Metro Bank has already lined up £500m-worth of demand for its stock, which it will raise in a private placement ahead of the flotation. Such is the zeal with which its largely US-based investors follow Vernon Hill, the chairman, a top-up offering to secure an additional £100m is also likely to be utilised. That will take the total raised since launch to £1.2bn, despite the fact that the height of its short-term financial ambition remains to stem the flow of quarterly losses.
There’s valid reason for investors to be believers: Hill made many of them a lot of money by building Commerce Bank in the US using a similar strategy.
And Metro Bank’s customer service-led offering have won plenty of plaudits. Quarterly losses did shrink in the final quarter of 2015, when it added more than 50,000 customer accounts. It has firm plans to nearly treble the number of ‘stores’ within five years.
Yet a likely valuation on listing of between two and three times Metro Bank's book value still looks too rich.
Hill himself protests that investors who see Metro Bank as “just another bank” miss the point. Not really. You need only skim the pages of risk factors to find his company is subject to the same reputational, regulatory and competitive threats as other banks.
The absence of red ink for legacy misconduct is a distinguishing factor, but it is insufficient reason for such a valuation gulf. Industry data suggests a likely acceleration in the pace of change in customer behaviour; Metro Bank has yet to prove that its digital offering is superior to rivals’.

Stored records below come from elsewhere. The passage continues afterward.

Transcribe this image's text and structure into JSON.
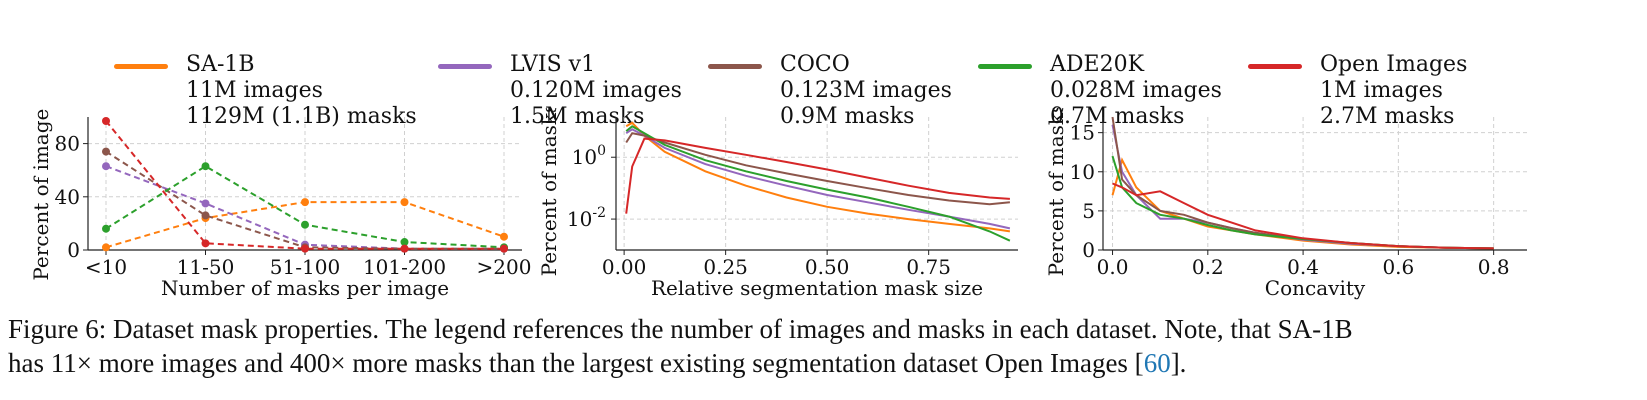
{
  "legend": [
    {
      "name": "SA-1B",
      "images": "11M images",
      "masks": "1129M (1.1B) masks",
      "color": "#ff7f0e"
    },
    {
      "name": "LVIS v1",
      "images": "0.120M images",
      "masks": "1.5M masks",
      "color": "#9467bd"
    },
    {
      "name": "COCO",
      "images": "0.123M images",
      "masks": "0.9M masks",
      "color": "#8c564b"
    },
    {
      "name": "ADE20K",
      "images": "0.028M images",
      "masks": "0.7M masks",
      "color": "#2ca02c"
    },
    {
      "name": "Open Images",
      "images": "1M images",
      "masks": "2.7M masks",
      "color": "#d62728"
    }
  ],
  "chart_data": [
    {
      "type": "line",
      "style": "dashed-with-markers",
      "xlabel": "Number of masks per image",
      "ylabel": "Percent of images",
      "categories": [
        "<10",
        "11-50",
        "51-100",
        "101-200",
        ">200"
      ],
      "yticks": [
        0,
        40,
        80
      ],
      "ylim": [
        0,
        100
      ],
      "grid": true,
      "series": [
        {
          "name": "SA-1B",
          "values": [
            2,
            24,
            36,
            36,
            10
          ]
        },
        {
          "name": "LVIS v1",
          "values": [
            63,
            35,
            4,
            1,
            1
          ]
        },
        {
          "name": "COCO",
          "values": [
            74,
            26,
            2,
            1,
            1
          ]
        },
        {
          "name": "ADE20K",
          "values": [
            16,
            63,
            19,
            6,
            2
          ]
        },
        {
          "name": "Open Images",
          "values": [
            97,
            5,
            1,
            1,
            1
          ]
        }
      ]
    },
    {
      "type": "line",
      "xlabel": "Relative segmentation mask size",
      "ylabel": "Percent of masks",
      "yscale": "log",
      "xlim": [
        -0.02,
        0.97
      ],
      "ylim": [
        0.001,
        20
      ],
      "xticks": [
        "0.00",
        "0.25",
        "0.50",
        "0.75"
      ],
      "yticks": [
        "10^0",
        "10^-2"
      ],
      "grid": true,
      "series": [
        {
          "name": "SA-1B",
          "x": [
            0.005,
            0.02,
            0.05,
            0.1,
            0.2,
            0.3,
            0.4,
            0.5,
            0.6,
            0.7,
            0.8,
            0.9,
            0.95
          ],
          "y": [
            10,
            13,
            5,
            1.5,
            0.35,
            0.12,
            0.05,
            0.025,
            0.015,
            0.01,
            0.007,
            0.005,
            0.004
          ]
        },
        {
          "name": "LVIS v1",
          "x": [
            0.005,
            0.02,
            0.05,
            0.1,
            0.2,
            0.3,
            0.4,
            0.5,
            0.6,
            0.7,
            0.8,
            0.9,
            0.95
          ],
          "y": [
            6,
            8,
            5,
            2,
            0.6,
            0.25,
            0.12,
            0.06,
            0.035,
            0.02,
            0.012,
            0.007,
            0.005
          ]
        },
        {
          "name": "COCO",
          "x": [
            0.005,
            0.02,
            0.05,
            0.1,
            0.2,
            0.3,
            0.4,
            0.5,
            0.6,
            0.7,
            0.8,
            0.9,
            0.95
          ],
          "y": [
            3,
            6,
            5,
            3,
            1.2,
            0.55,
            0.3,
            0.17,
            0.1,
            0.06,
            0.04,
            0.03,
            0.035
          ]
        },
        {
          "name": "ADE20K",
          "x": [
            0.005,
            0.02,
            0.05,
            0.1,
            0.2,
            0.3,
            0.4,
            0.5,
            0.6,
            0.7,
            0.8,
            0.9,
            0.95
          ],
          "y": [
            7,
            10,
            6,
            2.5,
            0.8,
            0.35,
            0.17,
            0.09,
            0.05,
            0.025,
            0.012,
            0.004,
            0.002
          ]
        },
        {
          "name": "Open Images",
          "x": [
            0.005,
            0.02,
            0.05,
            0.1,
            0.2,
            0.3,
            0.4,
            0.5,
            0.6,
            0.7,
            0.8,
            0.9,
            0.95
          ],
          "y": [
            0.015,
            0.5,
            4,
            3.5,
            2,
            1.2,
            0.7,
            0.4,
            0.22,
            0.12,
            0.07,
            0.05,
            0.045
          ]
        }
      ]
    },
    {
      "type": "line",
      "xlabel": "Concavity",
      "ylabel": "Percent of masks",
      "xlim": [
        -0.02,
        0.87
      ],
      "ylim": [
        0,
        17
      ],
      "xticks": [
        "0.0",
        "0.2",
        "0.4",
        "0.6",
        "0.8"
      ],
      "yticks": [
        0,
        5,
        10,
        15
      ],
      "grid": true,
      "series": [
        {
          "name": "SA-1B",
          "x": [
            0.0,
            0.02,
            0.05,
            0.1,
            0.15,
            0.2,
            0.25,
            0.3,
            0.4,
            0.5,
            0.6,
            0.7,
            0.8
          ],
          "y": [
            7,
            11.5,
            8,
            5,
            4,
            3,
            2.5,
            2,
            1.2,
            0.7,
            0.4,
            0.3,
            0.2
          ]
        },
        {
          "name": "LVIS v1",
          "x": [
            0.0,
            0.02,
            0.05,
            0.1,
            0.15,
            0.2,
            0.25,
            0.3,
            0.4,
            0.5,
            0.6,
            0.7,
            0.8
          ],
          "y": [
            16,
            10,
            7,
            4,
            4,
            3.5,
            2.8,
            2.2,
            1.3,
            0.8,
            0.5,
            0.3,
            0.2
          ]
        },
        {
          "name": "COCO",
          "x": [
            0.0,
            0.02,
            0.05,
            0.1,
            0.15,
            0.2,
            0.25,
            0.3,
            0.4,
            0.5,
            0.6,
            0.7,
            0.8
          ],
          "y": [
            17,
            9,
            7,
            5,
            4.5,
            3.5,
            2.8,
            2.2,
            1.4,
            0.9,
            0.5,
            0.3,
            0.2
          ]
        },
        {
          "name": "ADE20K",
          "x": [
            0.0,
            0.02,
            0.05,
            0.1,
            0.15,
            0.2,
            0.25,
            0.3,
            0.4,
            0.5,
            0.6,
            0.7,
            0.8
          ],
          "y": [
            12,
            8,
            6,
            4.5,
            4,
            3.2,
            2.5,
            2,
            1.4,
            0.9,
            0.5,
            0.3,
            0.2
          ]
        },
        {
          "name": "Open Images",
          "x": [
            0.0,
            0.02,
            0.05,
            0.1,
            0.15,
            0.2,
            0.25,
            0.3,
            0.4,
            0.5,
            0.6,
            0.7,
            0.8
          ],
          "y": [
            8.5,
            8,
            7,
            7.5,
            6,
            4.5,
            3.5,
            2.5,
            1.5,
            0.9,
            0.5,
            0.3,
            0.2
          ]
        }
      ]
    }
  ],
  "caption": {
    "line1": "Figure 6: Dataset mask properties. The legend references the number of images and masks in each dataset. Note, that SA-1B",
    "line2_before": "has 11× more images and 400× more masks than the largest existing segmentation dataset Open Images [",
    "cite": "60",
    "line2_after": "]."
  }
}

There will be other growth avenues. If ‘store’ growth stalls, its chairman’s predilections means it probably won’t be long before Metro Bank pops up in your local Pets At Home shop.
HONING IN ON HOHN
It has always paid to listen to Sir Chris Hohn. That view was reinforced when his TCI hedge fund returned a market-beating 14 per cent last year.
So investors will have taken note of his unusually bearish tone on a call several days ago.
No single risk concerns him, but the cocktail of a slowdown in China, the oil price slump and the prospect of further US interest rate rises have prompted TCI to cut its net equities exposure. Brace for the bumpy ride to continue.
OIL MEDIA FIRM’S BUYER GLUT
Who said the heat had evaporated from global energy markets? The frenzy of interest in buying privately held Argus Media, which provides information on the oil industry, suggests otherwise.
The field of bidders – which includes Apax Partners, Charterhouse, Cinven, New Mountain Capital and Silver Lake, to name only a handful – was this week being winnowed to to a more manageable second round.
Central to the auction’s outcome, I hear, may be Larry Neal, former president of Platt’s, the energy news service.
Neal, who in 2015 retired from Platt’s is being courted by several of the private equity bidders, as are some of his ex-colleagues. Let battle commence.